By Peter Nurse
Investing.com — Oil prices pushed higher Thursday, boosted by solid employment data, a sharp drop in U.S. crude stocks and the confidence among a group of top producers that demand would grow.
By 9:10 AM ET (1310 GMT), U.S. crude futures were up 1.3% at $69.47 a barrel, while Brent futures were up 1.2% at $72.44 a barrel.
U.S. Gasoline RBOB Futures were up 1.5% at $2.1434 a gallon.
Data released earlier Thursday showed the number of Americans filing new claims for jobless benefits fell 14,000 last week to 340,000, the lowest level since March 2020, while layoffs dropped to their lowest level in more than 24 years in August.
This news helped the crude market as it suggested greater economic activity and thus rising energy demand.
U.S. crude inventories dropped by 7.2 million barrels last week, the Energy Information Administration said on Wednesday, with the last peak of the country’s summer driving season due this weekend.
“However, of most interest was implied demand for refined products,” said analysts at ING, in a note, which “is reported to have hit a record high of 22.8MMbbls/d over the week, eclipsing the previous record of 22.4MMbbls/d seen in 2018. This stronger implied demand number likely reflects some downstream inventory build ahead of Hurricane Ida.”
Many refiners remained offline as a result of the hurricane earlier in the week, with an estimated 1.4 million barrels a day of the region’s oil production still offline, according to the U.S. regulator.
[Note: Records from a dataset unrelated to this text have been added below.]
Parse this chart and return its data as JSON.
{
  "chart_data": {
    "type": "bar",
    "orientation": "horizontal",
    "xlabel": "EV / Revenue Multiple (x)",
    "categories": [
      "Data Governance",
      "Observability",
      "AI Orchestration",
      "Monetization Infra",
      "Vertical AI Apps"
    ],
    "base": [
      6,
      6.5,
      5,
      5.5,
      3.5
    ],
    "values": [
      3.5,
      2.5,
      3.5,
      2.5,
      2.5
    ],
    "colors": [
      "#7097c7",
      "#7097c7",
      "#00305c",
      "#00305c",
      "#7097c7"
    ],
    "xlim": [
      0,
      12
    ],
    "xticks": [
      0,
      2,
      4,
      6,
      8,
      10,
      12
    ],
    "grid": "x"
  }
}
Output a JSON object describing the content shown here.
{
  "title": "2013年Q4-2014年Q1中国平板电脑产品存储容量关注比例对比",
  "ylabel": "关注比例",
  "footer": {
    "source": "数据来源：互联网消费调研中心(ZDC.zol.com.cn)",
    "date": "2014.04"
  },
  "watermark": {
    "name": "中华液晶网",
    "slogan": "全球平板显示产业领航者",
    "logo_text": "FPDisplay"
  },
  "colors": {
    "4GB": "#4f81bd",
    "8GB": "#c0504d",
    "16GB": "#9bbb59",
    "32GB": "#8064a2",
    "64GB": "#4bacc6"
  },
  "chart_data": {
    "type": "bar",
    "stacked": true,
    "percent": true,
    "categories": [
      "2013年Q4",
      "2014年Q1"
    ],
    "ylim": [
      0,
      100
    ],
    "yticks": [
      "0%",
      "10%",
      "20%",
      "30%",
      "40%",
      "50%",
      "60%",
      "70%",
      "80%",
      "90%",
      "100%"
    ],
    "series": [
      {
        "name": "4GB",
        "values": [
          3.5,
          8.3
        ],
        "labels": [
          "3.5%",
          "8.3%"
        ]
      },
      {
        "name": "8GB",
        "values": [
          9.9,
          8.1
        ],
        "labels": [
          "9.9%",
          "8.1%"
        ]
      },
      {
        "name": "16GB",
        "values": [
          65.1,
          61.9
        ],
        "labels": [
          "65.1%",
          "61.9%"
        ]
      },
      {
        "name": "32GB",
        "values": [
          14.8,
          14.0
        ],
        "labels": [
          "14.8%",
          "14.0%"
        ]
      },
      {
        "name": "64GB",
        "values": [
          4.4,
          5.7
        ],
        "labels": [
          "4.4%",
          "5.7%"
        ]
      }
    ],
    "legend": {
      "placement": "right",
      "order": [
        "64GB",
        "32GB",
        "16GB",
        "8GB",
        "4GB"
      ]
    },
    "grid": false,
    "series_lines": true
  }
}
The Organization of the Petroleum Exporting Countries and its allies, a group known as OPEC+, agreed on Wednesday to press ahead with their plan to add 400,000 barrels per day to the market in October, as widely expected.
The group also raised its demand forecast for 2022, indicating that the members believe that fundamentals remain strong even while acknowledging that there is still plenty of uncertainty related to Covid-19 pandemic, and the highly-transmissible delta variant, in particular.